The environment is at once in contrast and complement—much like the project itself. “It’s a bit of a juxtaposition, a bit of a twist for a person of color to produce a story like this,” says Jenkins of his role with Visions of America, a celebration of Americana art and design hosted by Sotheby’s. In honor of the inaugural event, held January 12 to 19 and coinciding with dedicated auctions and expert panels, the auction house tapped Corey Damen Jenkins & Associates to create an installation with a 21st-century connoisseur in mind. “I think some people would ask, ‘Why would you speak to the benefits of the beauty of Americana considering your or your ancestors’ past?’” Jenkins continues. “We have to tell a story that’s authentic and that everyone can embrace. That’s what America is all about.”
And that, he does. Drawing select pieces from the auctions’ 500-plus pieces of fine furniture, decorative arts, folk art, paintings, silver, literary works, and more, Jenkins and his team transformed 1,000 square feet of gallery space into Gwendolyn’s pied-à-terre, a nod to his vintage-collecting mother. Signature to his chic traditional-meets-modern mix, Jenkins combined the antiquities with pieces from contemporary partners, including Kravet, John Rosselli, Lee Jofa, Stark, Century Furniture, Arteriors, Theodore Alexander, and Schumacher. “We can’t know where we’re going until we know where we’ve been,” says Jenkins, mixing and matching styles and eras with ease.
Within the pied-á-terre’s living room and bedroom, the Americana pieces—that is, “the material culture dating from the early 17th century to the late 19th century,” says Erik Gronning, head of Americana at Sotheby’s—play an integral role.
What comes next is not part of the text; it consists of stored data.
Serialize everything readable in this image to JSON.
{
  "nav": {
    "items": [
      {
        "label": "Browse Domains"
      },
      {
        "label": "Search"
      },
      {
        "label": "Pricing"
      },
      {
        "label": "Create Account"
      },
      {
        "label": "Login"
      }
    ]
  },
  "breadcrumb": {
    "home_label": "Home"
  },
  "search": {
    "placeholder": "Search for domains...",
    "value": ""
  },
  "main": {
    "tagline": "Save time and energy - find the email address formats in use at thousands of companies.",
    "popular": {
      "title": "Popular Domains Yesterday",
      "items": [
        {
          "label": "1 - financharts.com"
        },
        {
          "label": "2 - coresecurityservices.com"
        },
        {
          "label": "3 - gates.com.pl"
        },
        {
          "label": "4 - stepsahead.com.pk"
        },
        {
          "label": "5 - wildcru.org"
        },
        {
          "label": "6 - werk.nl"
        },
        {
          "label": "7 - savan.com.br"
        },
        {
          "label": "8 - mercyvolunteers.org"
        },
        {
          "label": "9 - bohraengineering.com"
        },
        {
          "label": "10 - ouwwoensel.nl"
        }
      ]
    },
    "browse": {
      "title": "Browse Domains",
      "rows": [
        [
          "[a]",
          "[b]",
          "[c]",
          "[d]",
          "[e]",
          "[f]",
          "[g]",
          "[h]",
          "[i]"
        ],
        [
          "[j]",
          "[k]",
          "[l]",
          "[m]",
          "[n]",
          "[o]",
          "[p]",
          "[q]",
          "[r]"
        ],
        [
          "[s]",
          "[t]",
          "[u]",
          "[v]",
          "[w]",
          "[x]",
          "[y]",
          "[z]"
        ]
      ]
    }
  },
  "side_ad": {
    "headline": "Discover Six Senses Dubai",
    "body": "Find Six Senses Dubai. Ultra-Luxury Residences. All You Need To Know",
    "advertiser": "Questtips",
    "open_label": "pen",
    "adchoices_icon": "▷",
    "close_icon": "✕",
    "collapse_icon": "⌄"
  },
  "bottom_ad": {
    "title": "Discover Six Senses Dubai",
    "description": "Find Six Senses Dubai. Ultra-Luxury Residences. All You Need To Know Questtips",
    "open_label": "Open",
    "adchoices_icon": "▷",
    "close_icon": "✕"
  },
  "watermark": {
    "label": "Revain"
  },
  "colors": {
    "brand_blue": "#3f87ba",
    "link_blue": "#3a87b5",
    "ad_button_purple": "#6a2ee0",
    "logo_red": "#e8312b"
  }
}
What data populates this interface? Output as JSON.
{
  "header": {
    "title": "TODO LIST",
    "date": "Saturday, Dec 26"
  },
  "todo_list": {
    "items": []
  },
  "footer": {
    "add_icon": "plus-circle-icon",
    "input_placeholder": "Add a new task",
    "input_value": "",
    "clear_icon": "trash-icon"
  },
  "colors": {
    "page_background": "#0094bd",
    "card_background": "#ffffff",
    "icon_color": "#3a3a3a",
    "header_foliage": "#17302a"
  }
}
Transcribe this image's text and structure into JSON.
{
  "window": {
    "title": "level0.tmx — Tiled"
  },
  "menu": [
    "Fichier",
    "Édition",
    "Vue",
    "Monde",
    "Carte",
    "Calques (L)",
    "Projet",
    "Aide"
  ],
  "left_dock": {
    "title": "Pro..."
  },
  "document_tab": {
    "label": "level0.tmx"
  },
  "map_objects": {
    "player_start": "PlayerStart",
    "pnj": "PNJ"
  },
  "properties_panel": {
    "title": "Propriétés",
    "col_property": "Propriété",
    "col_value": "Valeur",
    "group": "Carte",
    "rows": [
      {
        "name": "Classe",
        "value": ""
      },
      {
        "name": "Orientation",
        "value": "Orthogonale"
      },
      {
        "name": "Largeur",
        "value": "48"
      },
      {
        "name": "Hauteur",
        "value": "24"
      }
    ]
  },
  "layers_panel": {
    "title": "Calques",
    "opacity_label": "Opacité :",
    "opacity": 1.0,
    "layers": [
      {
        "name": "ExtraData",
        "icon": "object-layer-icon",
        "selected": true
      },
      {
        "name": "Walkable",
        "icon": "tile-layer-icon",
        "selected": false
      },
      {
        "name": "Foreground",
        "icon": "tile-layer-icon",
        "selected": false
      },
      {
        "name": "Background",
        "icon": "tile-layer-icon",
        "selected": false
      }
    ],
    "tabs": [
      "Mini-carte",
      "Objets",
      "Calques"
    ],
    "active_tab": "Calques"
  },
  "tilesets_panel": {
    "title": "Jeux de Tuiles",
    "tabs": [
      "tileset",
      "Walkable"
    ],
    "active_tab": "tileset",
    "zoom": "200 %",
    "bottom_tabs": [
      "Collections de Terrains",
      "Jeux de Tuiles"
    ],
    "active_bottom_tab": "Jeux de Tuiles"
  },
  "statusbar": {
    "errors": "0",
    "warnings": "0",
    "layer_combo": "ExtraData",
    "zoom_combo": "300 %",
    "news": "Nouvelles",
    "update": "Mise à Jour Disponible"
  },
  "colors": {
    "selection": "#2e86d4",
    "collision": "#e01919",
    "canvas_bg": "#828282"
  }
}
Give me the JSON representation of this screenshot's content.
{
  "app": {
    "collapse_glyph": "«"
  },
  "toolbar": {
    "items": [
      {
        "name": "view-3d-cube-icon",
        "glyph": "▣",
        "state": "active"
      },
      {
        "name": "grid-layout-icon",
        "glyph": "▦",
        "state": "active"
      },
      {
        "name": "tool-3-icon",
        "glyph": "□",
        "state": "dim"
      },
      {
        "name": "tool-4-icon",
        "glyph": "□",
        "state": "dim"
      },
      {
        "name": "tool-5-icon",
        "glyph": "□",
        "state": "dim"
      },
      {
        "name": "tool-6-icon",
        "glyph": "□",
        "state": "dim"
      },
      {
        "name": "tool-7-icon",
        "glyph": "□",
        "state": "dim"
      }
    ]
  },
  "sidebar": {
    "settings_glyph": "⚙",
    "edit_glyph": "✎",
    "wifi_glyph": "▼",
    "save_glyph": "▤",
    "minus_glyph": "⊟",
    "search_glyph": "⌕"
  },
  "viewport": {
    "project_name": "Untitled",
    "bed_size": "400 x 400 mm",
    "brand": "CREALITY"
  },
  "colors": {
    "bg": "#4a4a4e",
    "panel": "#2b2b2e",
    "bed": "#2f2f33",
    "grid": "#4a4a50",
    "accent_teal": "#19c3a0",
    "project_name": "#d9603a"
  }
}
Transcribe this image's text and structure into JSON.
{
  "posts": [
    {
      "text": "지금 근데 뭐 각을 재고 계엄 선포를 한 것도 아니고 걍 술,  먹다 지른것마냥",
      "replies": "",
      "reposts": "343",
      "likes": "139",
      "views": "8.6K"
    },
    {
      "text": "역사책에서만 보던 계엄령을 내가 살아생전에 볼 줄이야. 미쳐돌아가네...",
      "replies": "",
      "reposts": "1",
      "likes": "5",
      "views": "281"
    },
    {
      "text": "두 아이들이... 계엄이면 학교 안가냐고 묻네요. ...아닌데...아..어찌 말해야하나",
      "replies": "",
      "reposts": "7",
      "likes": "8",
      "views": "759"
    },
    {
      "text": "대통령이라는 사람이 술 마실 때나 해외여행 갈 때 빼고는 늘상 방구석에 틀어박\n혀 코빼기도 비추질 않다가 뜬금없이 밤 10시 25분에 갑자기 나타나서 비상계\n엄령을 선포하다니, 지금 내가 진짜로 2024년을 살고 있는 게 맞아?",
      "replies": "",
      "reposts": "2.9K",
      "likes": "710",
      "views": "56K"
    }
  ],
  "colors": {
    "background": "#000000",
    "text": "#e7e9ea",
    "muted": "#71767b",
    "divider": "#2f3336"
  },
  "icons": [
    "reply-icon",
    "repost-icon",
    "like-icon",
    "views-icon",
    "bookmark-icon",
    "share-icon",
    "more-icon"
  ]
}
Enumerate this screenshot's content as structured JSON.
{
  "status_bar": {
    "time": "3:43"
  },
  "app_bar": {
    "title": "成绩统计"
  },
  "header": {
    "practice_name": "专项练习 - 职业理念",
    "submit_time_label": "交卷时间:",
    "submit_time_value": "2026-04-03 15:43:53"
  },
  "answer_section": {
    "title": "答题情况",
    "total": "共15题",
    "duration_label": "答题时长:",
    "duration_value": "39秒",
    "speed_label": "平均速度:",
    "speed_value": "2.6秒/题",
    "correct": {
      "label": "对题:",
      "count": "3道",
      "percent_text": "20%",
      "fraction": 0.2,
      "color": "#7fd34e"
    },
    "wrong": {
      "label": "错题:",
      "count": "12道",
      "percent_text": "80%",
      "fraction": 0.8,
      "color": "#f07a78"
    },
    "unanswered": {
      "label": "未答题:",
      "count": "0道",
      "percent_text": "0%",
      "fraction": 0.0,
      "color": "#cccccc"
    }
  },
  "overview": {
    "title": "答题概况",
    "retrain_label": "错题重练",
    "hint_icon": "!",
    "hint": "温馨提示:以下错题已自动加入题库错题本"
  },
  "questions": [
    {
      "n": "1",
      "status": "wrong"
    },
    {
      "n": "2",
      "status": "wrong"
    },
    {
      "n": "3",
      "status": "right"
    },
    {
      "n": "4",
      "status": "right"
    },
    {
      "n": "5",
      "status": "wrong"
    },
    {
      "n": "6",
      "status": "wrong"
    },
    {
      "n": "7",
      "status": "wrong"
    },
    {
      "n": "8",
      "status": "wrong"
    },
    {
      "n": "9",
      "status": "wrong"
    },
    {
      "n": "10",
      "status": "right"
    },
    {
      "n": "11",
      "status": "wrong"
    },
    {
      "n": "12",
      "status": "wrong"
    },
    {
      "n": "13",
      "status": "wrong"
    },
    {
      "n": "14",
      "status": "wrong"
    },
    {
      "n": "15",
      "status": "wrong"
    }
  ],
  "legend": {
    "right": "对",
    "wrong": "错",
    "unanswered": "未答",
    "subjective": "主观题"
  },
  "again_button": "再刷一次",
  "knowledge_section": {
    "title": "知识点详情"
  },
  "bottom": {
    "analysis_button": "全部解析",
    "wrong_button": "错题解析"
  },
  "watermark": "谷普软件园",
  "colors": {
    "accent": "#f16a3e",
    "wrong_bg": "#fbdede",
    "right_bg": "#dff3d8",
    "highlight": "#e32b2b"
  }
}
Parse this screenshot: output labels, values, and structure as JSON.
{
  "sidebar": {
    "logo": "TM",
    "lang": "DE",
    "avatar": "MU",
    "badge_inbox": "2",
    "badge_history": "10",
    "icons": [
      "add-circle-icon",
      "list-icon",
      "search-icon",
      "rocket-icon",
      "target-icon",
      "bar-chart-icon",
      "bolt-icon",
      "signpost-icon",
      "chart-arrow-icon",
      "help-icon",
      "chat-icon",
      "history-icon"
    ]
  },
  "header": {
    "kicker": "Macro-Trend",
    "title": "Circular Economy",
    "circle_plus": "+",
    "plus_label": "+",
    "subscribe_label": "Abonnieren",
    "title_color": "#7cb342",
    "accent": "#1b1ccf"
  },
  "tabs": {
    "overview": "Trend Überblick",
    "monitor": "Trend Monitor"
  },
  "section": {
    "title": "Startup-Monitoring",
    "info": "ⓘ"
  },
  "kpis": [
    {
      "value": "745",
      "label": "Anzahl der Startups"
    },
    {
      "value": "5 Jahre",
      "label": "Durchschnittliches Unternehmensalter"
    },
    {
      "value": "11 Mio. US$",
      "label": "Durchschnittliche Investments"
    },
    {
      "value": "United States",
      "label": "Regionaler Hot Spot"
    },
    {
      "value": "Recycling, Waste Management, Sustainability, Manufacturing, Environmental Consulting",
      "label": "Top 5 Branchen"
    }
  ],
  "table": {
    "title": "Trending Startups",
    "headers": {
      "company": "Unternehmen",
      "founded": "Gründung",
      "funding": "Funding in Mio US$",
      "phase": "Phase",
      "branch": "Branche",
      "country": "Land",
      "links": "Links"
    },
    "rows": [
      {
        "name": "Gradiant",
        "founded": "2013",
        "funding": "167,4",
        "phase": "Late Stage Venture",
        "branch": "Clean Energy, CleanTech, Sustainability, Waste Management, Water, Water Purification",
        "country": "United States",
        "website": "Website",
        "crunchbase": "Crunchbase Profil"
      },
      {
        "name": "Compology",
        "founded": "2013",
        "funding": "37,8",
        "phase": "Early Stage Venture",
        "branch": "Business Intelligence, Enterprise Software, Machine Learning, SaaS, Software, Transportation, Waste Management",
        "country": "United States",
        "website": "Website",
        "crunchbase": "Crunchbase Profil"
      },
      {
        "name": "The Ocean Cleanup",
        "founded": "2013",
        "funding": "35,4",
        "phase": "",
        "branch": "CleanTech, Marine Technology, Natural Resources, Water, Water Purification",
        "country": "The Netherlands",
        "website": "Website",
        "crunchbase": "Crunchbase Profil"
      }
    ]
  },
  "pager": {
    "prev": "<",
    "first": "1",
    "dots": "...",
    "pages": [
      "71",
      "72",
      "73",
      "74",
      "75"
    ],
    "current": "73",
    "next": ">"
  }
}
The living room’s tangerine and persimmon palette (“not colors I generally traffic in,” admits the designer) were pulled from auction find Lady Elizabeth Gray (circa 1809), a painted silk portrait that hangs in a corner of the room. “I wanted the room to be joyful,” says Jenkins, who enlivens solid wood auction items like the Federal mahogany tall case clock and the William and Mary carved maple chair with a floral-covered Windsor sofa from O’Henry House and orange velvet slipper chairs from Century Furniture.